The separation of ethnic communities in such a highly structured environment was an advantage for commercial and government interests. A major reason why trading houses and banks were successful was because British, Portuguese, and Chinese employees always “knew their place” and worked together. As a result, public criticism of any company or colonial administration before World War II was rare. The absence of criticism among the Macanese could have been a relic of Portuguese culture, or related to fears of reprisal, or a combination of factors. But the weight of expectations on them by family, their community, the Church, and the workplace was enough for most not to question the status quo.

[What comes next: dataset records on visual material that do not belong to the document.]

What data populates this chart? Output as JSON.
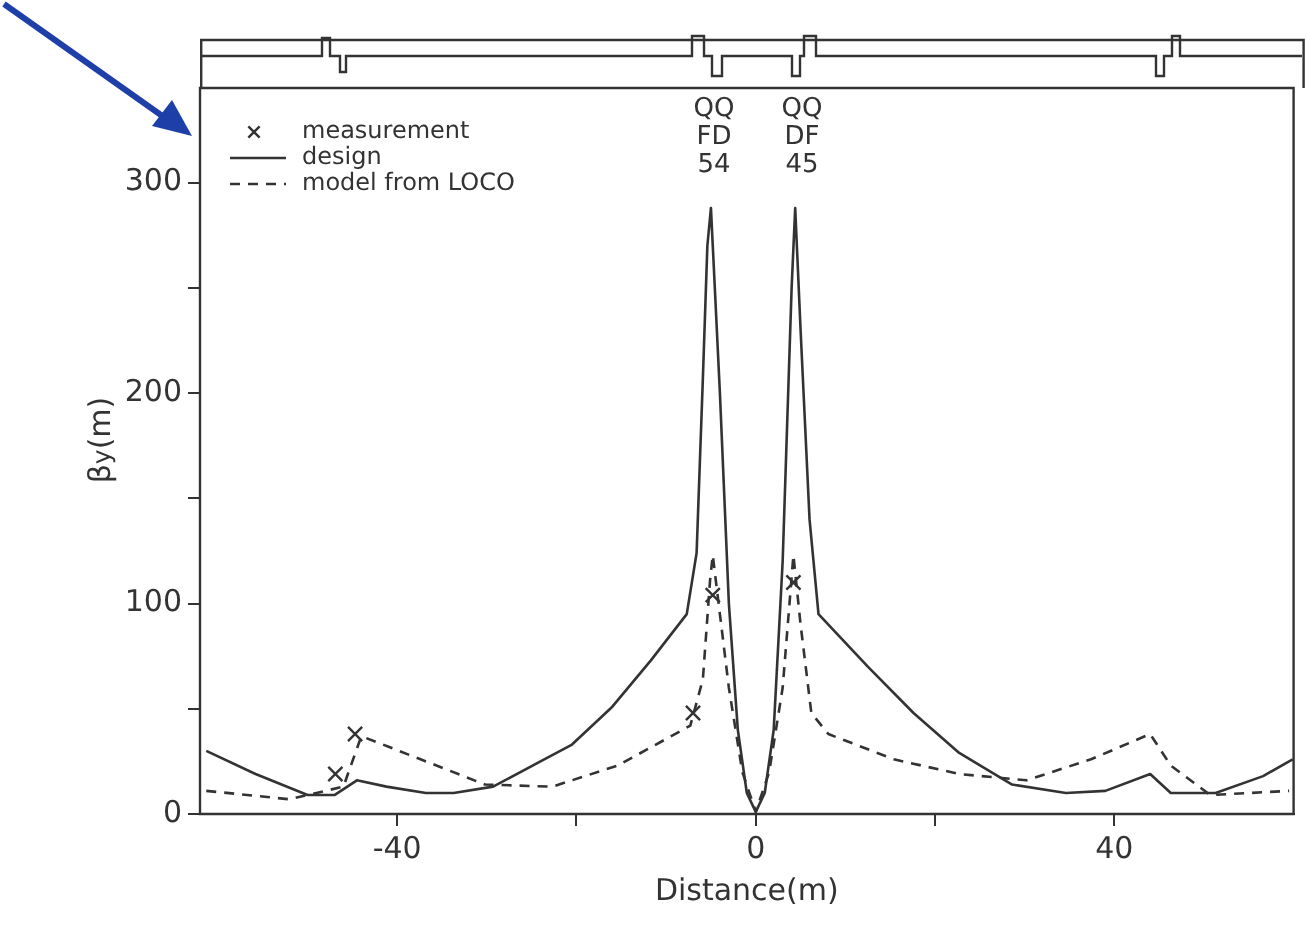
{
  "chart_data": {
    "type": "line",
    "xlabel": "Distance(m)",
    "ylabel": "β$_{y}$(m)",
    "xlim": [
      -62,
      60
    ],
    "xticks": [
      -40,
      {
        "value": -20,
        "label": null
      },
      0,
      {
        "value": 20,
        "label": null
      },
      40
    ],
    "ylim": [
      0,
      345
    ],
    "yticks": [
      0,
      {
        "value": 50,
        "label": null
      },
      100,
      {
        "value": 150,
        "label": null
      },
      200,
      {
        "value": 250,
        "label": null
      },
      300
    ],
    "grid": false,
    "legend": "top left",
    "series": [
      {
        "name": "measurement",
        "type": "scatter",
        "marker": "cross",
        "color": "#333333",
        "x": [
          -46.9,
          -44.7,
          -7,
          -4.8,
          4.2
        ],
        "values": [
          19,
          38,
          48,
          104,
          110
        ]
      },
      {
        "name": "design",
        "marker": "none",
        "line_style": "solid",
        "color": "#333333",
        "x": [
          -61.3,
          -55.8,
          -50,
          -47,
          -44.5,
          -41.2,
          -36.8,
          -33.7,
          -29.3,
          -24.9,
          -20.5,
          -16,
          -11.7,
          -7.7,
          -6.6,
          -5.9,
          -5.4,
          -5,
          -4,
          -3,
          -2,
          -1,
          0,
          1,
          2,
          3,
          4,
          4.4,
          5,
          6,
          7,
          12.5,
          17.6,
          22.7,
          28.6,
          34.6,
          39,
          44,
          46.3,
          51.3,
          56.6,
          59.9
        ],
        "values": [
          30,
          19,
          9,
          9,
          16,
          13,
          10,
          10,
          13,
          23,
          33,
          51,
          73,
          95,
          124,
          207,
          270,
          288,
          200,
          100,
          40,
          10,
          1,
          10,
          40,
          120,
          250,
          288,
          230,
          140,
          95,
          70,
          48,
          29,
          14,
          10,
          11,
          19,
          10,
          10,
          18,
          26
        ]
      },
      {
        "name": "model from LOCO",
        "marker": "none",
        "line_style": "dashed",
        "color": "#333333",
        "x": [
          -61.3,
          -52,
          -46,
          -44,
          -37.4,
          -30.2,
          -22.7,
          -15.4,
          -7.3,
          -5.9,
          -5.1,
          -4.8,
          -3,
          -1.5,
          0,
          1.5,
          3,
          4.2,
          5,
          6.2,
          8.1,
          15.4,
          22.7,
          30.2,
          37.4,
          44,
          46.3,
          50.7,
          59.5
        ],
        "values": [
          11,
          7,
          13,
          37,
          26,
          14,
          13,
          23,
          42,
          64,
          111,
          123,
          60,
          20,
          1,
          20,
          60,
          123,
          90,
          48,
          38,
          26,
          19,
          16,
          26,
          38,
          23,
          9,
          11
        ]
      }
    ],
    "annotations": [
      "QQ FD 54",
      "QQ DF 45"
    ]
  }
}
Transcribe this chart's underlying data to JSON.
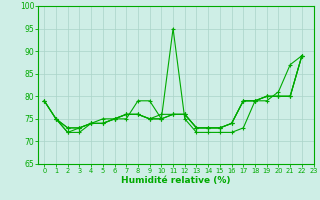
{
  "xlabel": "Humidité relative (%)",
  "xlim": [
    -0.5,
    23
  ],
  "ylim": [
    65,
    100
  ],
  "yticks": [
    65,
    70,
    75,
    80,
    85,
    90,
    95,
    100
  ],
  "xticks": [
    0,
    1,
    2,
    3,
    4,
    5,
    6,
    7,
    8,
    9,
    10,
    11,
    12,
    13,
    14,
    15,
    16,
    17,
    18,
    19,
    20,
    21,
    22,
    23
  ],
  "background_color": "#ceeee6",
  "grid_color": "#aad4c8",
  "line_color": "#00aa00",
  "line1_x": [
    0,
    1,
    2,
    3,
    4,
    5,
    6,
    7,
    8,
    9,
    10,
    11,
    12,
    13,
    14,
    15,
    16,
    17,
    18,
    19,
    20,
    21,
    22
  ],
  "line1_y": [
    79,
    75,
    72,
    72,
    74,
    74,
    75,
    75,
    79,
    79,
    75,
    95,
    75,
    72,
    72,
    72,
    72,
    73,
    79,
    79,
    81,
    87,
    89
  ],
  "line2_x": [
    0,
    1,
    2,
    3,
    4,
    5,
    6,
    7,
    8,
    9,
    10,
    11,
    12,
    13,
    14,
    15,
    16,
    17,
    18,
    19,
    20,
    21,
    22
  ],
  "line2_y": [
    79,
    75,
    72,
    73,
    74,
    75,
    75,
    76,
    76,
    75,
    76,
    76,
    76,
    73,
    73,
    73,
    74,
    79,
    79,
    80,
    80,
    80,
    89
  ],
  "line3_x": [
    0,
    1,
    2,
    3,
    4,
    5,
    6,
    7,
    8,
    9,
    10,
    11,
    12,
    13,
    14,
    15,
    16,
    17,
    18,
    19,
    20,
    21,
    22
  ],
  "line3_y": [
    79,
    75,
    73,
    73,
    74,
    74,
    75,
    76,
    76,
    75,
    75,
    76,
    76,
    73,
    73,
    73,
    74,
    79,
    79,
    80,
    80,
    80,
    89
  ],
  "line4_x": [
    1,
    2,
    3,
    4,
    5,
    6,
    7,
    8,
    9,
    10,
    11,
    12,
    13,
    14,
    15,
    16,
    17,
    18,
    19,
    20,
    21,
    22
  ],
  "line4_y": [
    75,
    73,
    73,
    74,
    74,
    75,
    76,
    76,
    75,
    75,
    76,
    76,
    73,
    73,
    73,
    74,
    79,
    79,
    80,
    80,
    80,
    89
  ]
}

Politically, an implicit policy of “divide and conquer” by colonial governments, supported by favorable Portuguese stereotypes of the British and unfavorable Chinese stereotypes, had the effect of creating a “buffer” between the two groups in which the Macanese community languished for many years. In some cases, Macanese leaders were relied upon to help maintain colonial stability in times of crisis. Only the coming of World War II, revolutions in China, and the migration of young Macanese to the west disrupted this social order.
Geo-political explanations, however, do little to capture the collective sense of loss in post-war Hong Kong, or the shock of refugee life in Macau as experienced by members of the Portuguese community. Only their stories, placed within an historical context, allow us to understand the impact of those experiences on the community as a whole. That will be the goal of future articles.